I was enraptured by the photosensitive tools such as rolls and printing papers; it was obviously more romantic thinking that a picture could remain intact for hundreds of years thanks to the emulsions of silver halide, than knowing that a digital file was just a set of binary numbers, put God knows where, onto an anonymous hard disk. Furthermore, analog photography forces you to wait the development to see your snapshot result; I can compare the surprise I felt to that of a child unwrapping their Christmas presents. Being forced to sharp hit shoot helped to train your eye, avoiding the creation of too many uselessly redundant pictures, as it happens to many people slipped into the flood of digital reflex of the last decade.
Our teacher used to say that cameras are the tools between our eye and the images: first you have to look, and then possibly take a picture. How many times have you seen first a lens and then the turist’s glance on a panoramic viewpoint? But I’ll get depth this huge matter another time. Going back to my explorations: what was so interesting in those factories?
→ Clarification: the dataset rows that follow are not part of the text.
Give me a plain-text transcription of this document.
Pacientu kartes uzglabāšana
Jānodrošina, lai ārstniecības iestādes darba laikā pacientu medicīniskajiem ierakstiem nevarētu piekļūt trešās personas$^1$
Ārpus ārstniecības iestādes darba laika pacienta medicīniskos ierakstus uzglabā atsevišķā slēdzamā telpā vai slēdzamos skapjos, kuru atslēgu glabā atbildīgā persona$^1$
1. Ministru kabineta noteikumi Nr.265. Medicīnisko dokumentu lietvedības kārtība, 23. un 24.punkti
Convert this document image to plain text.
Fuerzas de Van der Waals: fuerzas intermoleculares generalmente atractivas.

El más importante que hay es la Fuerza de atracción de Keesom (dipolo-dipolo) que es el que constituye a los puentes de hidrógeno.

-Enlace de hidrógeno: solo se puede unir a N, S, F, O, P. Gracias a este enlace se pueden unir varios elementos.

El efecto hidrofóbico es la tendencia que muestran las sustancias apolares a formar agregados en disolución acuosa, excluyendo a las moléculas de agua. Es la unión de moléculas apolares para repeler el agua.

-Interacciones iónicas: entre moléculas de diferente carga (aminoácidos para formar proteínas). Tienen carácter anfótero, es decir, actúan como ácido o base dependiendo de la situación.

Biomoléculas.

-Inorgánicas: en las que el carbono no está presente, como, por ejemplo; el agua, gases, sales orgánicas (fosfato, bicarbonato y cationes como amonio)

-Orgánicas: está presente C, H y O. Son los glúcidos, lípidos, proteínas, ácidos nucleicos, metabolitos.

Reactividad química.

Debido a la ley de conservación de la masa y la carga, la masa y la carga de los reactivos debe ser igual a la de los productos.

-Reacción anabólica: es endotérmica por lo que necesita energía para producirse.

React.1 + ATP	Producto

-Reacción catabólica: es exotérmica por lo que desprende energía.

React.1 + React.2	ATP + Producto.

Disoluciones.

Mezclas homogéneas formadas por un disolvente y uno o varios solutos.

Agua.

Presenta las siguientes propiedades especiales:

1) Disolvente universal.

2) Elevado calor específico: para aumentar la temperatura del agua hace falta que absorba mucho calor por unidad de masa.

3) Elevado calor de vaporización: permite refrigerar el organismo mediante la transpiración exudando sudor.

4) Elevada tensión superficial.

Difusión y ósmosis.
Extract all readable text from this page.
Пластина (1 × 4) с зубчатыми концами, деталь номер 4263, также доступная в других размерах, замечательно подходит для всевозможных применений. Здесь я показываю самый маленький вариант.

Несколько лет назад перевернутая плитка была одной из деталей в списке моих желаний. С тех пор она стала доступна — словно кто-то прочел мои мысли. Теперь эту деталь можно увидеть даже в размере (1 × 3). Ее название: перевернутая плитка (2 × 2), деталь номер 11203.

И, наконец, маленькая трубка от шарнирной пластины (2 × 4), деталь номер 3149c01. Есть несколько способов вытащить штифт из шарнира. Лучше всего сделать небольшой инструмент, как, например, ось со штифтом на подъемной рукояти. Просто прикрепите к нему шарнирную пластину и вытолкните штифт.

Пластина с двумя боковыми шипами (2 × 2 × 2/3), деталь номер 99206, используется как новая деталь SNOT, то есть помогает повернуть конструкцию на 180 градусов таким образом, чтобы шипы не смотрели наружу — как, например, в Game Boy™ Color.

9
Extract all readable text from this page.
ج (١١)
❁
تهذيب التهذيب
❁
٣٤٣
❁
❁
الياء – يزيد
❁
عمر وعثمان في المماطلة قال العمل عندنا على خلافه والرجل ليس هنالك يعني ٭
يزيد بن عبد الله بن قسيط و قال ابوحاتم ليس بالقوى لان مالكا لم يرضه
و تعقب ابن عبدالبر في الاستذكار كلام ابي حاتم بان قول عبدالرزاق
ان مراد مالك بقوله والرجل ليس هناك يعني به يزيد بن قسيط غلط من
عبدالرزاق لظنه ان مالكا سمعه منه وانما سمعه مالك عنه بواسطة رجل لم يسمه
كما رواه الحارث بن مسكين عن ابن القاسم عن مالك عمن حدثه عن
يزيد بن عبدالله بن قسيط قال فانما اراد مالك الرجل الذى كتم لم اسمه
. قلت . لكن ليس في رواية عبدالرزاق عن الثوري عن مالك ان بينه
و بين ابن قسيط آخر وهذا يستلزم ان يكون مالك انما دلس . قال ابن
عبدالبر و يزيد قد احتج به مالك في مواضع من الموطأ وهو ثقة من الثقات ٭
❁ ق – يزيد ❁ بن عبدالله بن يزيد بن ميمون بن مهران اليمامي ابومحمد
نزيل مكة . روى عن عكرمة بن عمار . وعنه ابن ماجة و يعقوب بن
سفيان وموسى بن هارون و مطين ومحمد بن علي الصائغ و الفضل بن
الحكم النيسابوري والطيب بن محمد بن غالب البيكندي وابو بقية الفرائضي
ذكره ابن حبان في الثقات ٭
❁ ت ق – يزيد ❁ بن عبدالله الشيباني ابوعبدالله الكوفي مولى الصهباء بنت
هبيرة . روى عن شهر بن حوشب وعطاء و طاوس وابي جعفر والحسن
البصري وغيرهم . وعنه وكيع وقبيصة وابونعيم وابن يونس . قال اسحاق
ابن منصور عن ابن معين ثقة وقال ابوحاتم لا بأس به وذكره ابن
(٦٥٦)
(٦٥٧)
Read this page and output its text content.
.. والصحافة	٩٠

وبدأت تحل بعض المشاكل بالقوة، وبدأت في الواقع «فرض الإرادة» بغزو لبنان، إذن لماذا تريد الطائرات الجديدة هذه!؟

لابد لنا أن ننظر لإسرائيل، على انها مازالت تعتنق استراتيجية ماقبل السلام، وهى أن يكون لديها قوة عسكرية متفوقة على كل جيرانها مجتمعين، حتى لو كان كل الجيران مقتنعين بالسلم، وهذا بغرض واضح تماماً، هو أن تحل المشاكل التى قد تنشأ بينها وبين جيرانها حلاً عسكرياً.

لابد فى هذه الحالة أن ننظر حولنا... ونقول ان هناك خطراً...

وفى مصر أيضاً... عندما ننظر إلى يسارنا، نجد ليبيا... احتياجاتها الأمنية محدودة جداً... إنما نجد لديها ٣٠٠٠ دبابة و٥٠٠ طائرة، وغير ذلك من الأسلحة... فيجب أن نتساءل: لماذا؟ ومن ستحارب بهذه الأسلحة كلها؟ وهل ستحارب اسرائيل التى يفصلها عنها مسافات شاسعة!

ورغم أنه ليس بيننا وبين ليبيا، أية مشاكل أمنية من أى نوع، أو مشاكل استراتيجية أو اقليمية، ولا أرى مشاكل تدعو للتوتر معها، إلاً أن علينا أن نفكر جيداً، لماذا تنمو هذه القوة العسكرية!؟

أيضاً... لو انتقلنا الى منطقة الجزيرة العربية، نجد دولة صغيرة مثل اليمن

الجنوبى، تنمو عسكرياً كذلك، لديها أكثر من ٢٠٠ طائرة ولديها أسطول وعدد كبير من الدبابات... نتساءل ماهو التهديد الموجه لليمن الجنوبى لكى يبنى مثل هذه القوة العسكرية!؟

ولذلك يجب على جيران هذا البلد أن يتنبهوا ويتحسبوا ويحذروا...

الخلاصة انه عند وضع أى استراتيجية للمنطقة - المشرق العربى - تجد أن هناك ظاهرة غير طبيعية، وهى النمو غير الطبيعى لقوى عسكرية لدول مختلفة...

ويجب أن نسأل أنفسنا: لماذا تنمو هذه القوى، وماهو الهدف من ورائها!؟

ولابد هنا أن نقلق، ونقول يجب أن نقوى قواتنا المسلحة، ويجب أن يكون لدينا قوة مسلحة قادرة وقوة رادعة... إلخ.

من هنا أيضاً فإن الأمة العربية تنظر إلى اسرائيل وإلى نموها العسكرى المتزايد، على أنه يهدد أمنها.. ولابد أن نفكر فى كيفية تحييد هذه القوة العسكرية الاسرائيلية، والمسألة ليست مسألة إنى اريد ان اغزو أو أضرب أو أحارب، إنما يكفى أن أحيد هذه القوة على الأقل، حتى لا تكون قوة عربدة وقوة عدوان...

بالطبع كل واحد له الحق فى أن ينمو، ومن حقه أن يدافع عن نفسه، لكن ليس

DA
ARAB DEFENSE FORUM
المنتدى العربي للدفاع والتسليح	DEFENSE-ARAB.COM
Usually if you wanted to get in, you had to crawl in an ashy tunnel, or climb up until you reached a broken window, and after that, you could explore far and wide the surrounding area. Spaces forgotten by everyone, rarely popular with junkies, bums and illegal immigrants. Spaces filled by silence and by smells of oil, grease, rust and exhausted chemical products. Pitch black. Also wonderful light.
The few sounds were made by the echo of my steps in the dust, which moving through a beam of light became bright as snow under a beacon near a window, outside, in the cold of January. The echo of my steps on the iridescent puddles and cigarette stubs. Liquid and chemical rainbows, floating as at a gas station’s in a noir movie. The echo of stepped-on glasses, of broken bottles – the only memory of ancestral booze-ups. My readings about contemporary art, especially the informal one, my first attempts of printing in the darkroom and psychology influenced me a lot. Decay and abandon made scabs on the walls, transforming into paintings and symbols picked here and there in our subconscious, and as I fixed them with a snapshot, I was able to make it visible to everyone and, most of all, to preserve forever that thrill of enchantment, which I felt when I arrived on the scene of my misdeed. Anyone could se what they wanted to see, it wasn’t a documentary, if anything windows or mirrors on our unconscious.Those were my first years in Turin. This brought me to what I am now. The remarkable difference is that my initial introspection and interest for the abstract spaces have become the attention for the people that live those same spaces, and their stories: their alienation, their suffering, but also their happiness, their integration. Their beauty. Everything has a meaning, but it takes time to reach it. Some feelings won’t come back, brand new travels will begin, brand new colors will paint these walls, since we are sick and tired of the color black and of being alone in an abandoned factory.